Personal information
- Born: 17 June 1992 (age 33) Belgrade, FR Yugoslavia
- Nationality: Serbian
- Listed height: 2.05 m (6 ft 9 in)
- Listed weight: 105 kg (231 lb)

Career information
- NBA draft: 2014: undrafted
- Playing career: 2011–present

Career history
- 2011–2013: Radnički Beograd
- 2013–2014: OKK Beograd
- 2015: FMP
- 2015–2016: Borac Čačak
- 2016–2017: Igokea
- 2017–2019: Mornar
- 2019–2020: Mitteldeutscher
- 2020–2021: Telekom Baskets Bonn
- 2021–2022: Mornar
- 2022–2023: MZT Skopje
- 2023–2024: CBet Jonava
- 2024–2025: Monbus Obradoiro
- 2025-2026: Kazma SC
- 2026-present: Básquet Coruña

Career highlights
- Macedonian League champion (2023); Macedonian Cup winner (2023); Montenegrin League champion (2018); Bosnian League champion (2017); Bosnian Cup winner (2017);

= Strahinja Mićović =

Serbian basketball player

Strahinja Mićović (Страхиња Мићовић, born 17 June 1992) is a Serbian professional basketball player.

==Professional career==
Mićović spent the first three years of his career with BKK Radnički and OKK Beograd. He also had an unsuccessful trial at Partizan NIS during the 2013 pre-season.

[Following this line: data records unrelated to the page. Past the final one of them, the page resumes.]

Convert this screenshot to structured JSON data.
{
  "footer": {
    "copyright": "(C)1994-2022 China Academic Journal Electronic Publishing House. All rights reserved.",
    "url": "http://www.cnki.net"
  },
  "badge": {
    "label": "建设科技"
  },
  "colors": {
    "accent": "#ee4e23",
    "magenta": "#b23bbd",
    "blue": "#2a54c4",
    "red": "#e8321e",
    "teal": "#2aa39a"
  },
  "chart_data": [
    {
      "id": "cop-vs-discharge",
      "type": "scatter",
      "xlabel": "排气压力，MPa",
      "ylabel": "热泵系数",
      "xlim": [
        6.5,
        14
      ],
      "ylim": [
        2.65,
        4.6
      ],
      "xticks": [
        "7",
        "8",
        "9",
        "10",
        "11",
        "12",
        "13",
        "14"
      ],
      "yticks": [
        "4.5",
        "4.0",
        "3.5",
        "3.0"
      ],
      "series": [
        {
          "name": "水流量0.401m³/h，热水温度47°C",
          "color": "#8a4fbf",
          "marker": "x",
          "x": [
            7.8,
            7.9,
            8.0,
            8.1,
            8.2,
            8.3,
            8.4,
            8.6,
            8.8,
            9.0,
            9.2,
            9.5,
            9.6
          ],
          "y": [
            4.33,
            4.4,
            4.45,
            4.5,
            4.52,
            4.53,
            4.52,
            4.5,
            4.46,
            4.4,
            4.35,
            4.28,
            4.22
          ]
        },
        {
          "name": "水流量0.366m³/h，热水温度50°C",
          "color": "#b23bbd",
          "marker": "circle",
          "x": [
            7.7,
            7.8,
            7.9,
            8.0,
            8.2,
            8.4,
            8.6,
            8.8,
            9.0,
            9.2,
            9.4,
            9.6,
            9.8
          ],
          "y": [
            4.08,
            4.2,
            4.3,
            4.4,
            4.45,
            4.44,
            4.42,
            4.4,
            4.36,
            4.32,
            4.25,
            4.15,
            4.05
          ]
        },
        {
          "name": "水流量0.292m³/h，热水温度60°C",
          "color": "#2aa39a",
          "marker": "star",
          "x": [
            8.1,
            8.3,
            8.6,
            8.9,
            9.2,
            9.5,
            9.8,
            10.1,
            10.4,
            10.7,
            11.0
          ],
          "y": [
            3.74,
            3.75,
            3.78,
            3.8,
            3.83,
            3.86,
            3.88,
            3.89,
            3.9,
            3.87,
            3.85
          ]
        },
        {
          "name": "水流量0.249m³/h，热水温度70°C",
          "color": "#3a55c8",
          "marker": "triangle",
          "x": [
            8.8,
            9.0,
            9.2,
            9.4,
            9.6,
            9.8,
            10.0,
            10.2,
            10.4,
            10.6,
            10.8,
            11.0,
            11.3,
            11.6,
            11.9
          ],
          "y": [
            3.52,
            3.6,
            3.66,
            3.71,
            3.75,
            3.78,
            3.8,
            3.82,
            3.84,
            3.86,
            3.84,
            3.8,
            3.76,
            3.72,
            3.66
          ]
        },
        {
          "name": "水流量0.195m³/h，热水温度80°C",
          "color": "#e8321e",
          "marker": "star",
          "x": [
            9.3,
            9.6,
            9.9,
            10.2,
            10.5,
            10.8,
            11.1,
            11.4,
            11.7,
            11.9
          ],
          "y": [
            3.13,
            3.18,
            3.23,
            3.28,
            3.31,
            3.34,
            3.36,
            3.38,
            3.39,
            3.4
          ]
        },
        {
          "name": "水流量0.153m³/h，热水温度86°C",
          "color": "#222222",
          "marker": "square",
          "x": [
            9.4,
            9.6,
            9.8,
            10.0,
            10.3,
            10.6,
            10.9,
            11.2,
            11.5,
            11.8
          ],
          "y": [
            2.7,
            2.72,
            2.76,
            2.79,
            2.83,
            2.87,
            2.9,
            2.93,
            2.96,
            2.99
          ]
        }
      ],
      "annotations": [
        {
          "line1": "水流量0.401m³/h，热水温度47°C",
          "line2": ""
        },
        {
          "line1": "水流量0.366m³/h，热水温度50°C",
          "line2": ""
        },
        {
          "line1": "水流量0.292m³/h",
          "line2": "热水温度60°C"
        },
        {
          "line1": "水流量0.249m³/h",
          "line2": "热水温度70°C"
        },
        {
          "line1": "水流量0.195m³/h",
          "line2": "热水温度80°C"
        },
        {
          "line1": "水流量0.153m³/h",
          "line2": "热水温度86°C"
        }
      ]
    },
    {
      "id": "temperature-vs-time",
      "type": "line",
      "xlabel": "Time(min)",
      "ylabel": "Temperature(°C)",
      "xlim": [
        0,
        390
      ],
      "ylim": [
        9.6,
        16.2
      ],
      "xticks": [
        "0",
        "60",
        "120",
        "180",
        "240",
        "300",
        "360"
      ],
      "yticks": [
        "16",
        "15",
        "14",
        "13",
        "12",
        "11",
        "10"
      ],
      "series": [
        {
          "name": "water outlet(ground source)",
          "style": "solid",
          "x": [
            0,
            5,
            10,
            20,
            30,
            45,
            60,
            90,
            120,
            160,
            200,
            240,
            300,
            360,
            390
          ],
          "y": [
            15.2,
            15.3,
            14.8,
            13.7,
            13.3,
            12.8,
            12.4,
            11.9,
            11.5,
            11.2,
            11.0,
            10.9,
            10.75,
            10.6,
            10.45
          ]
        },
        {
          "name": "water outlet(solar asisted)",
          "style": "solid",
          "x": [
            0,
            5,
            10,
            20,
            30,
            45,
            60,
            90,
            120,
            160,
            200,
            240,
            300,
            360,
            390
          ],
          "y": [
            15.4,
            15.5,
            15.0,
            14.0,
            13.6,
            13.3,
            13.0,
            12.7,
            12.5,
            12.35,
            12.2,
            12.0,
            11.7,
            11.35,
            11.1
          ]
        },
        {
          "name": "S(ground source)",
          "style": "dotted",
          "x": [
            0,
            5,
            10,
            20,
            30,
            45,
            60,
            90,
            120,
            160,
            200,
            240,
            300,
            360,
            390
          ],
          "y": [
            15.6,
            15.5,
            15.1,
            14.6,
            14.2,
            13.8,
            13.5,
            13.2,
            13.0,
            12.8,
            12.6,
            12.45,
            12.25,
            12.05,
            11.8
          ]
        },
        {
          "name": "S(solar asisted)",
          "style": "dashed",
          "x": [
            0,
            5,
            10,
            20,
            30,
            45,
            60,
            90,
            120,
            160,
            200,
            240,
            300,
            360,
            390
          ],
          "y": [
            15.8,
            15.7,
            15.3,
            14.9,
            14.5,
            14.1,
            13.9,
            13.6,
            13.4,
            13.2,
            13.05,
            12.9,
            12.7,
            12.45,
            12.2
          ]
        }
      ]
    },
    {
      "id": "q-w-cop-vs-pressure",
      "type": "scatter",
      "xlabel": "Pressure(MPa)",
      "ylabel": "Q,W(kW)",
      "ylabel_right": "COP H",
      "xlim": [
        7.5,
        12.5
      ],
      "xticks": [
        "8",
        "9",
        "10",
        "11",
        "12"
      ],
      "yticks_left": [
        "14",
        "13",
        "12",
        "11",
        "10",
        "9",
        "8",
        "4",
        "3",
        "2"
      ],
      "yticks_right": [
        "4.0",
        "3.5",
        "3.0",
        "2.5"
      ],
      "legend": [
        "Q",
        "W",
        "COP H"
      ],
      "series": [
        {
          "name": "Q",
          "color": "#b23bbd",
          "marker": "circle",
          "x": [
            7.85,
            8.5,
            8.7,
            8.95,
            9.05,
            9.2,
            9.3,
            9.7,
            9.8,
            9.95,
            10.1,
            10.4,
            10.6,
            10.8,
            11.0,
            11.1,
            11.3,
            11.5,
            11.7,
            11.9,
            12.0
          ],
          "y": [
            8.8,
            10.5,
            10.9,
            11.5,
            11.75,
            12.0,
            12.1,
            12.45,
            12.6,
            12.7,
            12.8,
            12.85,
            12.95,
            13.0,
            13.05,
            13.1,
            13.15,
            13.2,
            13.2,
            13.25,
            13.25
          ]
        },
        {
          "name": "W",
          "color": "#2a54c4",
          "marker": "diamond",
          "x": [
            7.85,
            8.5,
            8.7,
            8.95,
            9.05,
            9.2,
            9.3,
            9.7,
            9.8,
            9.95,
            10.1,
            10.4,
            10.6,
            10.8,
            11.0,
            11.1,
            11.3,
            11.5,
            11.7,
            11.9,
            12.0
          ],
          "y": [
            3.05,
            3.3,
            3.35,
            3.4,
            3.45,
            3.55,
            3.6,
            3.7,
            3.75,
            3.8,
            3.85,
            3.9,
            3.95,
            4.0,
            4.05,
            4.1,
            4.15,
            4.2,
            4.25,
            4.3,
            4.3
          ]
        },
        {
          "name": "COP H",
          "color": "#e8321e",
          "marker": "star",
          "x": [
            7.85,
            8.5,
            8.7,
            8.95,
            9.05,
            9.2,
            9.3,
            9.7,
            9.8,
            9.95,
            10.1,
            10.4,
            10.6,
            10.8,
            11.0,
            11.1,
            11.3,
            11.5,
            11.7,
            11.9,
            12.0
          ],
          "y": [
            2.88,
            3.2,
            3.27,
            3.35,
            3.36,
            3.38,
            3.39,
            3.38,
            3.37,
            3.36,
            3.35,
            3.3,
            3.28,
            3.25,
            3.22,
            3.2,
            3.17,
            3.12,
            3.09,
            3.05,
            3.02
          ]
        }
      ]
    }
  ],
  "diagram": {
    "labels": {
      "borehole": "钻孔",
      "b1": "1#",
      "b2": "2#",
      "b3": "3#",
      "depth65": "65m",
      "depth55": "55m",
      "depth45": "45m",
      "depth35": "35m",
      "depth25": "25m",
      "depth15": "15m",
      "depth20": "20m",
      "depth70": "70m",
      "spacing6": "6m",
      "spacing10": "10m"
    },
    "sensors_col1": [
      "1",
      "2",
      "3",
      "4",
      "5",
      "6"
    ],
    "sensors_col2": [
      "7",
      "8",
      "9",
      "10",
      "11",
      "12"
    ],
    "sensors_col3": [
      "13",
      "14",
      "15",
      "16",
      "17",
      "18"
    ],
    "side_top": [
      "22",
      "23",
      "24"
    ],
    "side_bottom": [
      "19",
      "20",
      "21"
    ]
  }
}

Mićović signed with FMP coached by Milan Gurović after a successful trial which took place during the 2014 pre-season. For the 2015–16 season, he moved to Borac Čačak. On 16 July 2016, Mićović signed a 1+1 deal with Bosnian team Igokea. On 1 July 2017, Mićović signed with Mornar Bar of the Montenegrin League.

On 24 July 2019, Mićović signed with Mitteldeutscher BC of the Basketball Bundesliga. He averaged 13.0 points and 4.5 rebounds per game. On 13 August 2020, Mićović signed with Telekom Baskets Bonn.

On 20 July 2021, Mićović returned to Mornar Bar.

On 26 August 2023, Mićović signed with CBet Jonava of the Lithuanian Basketball League (LKL).

On 23 July 2024, Mićović signed with Monbus Obradoiro of the Primera FEB.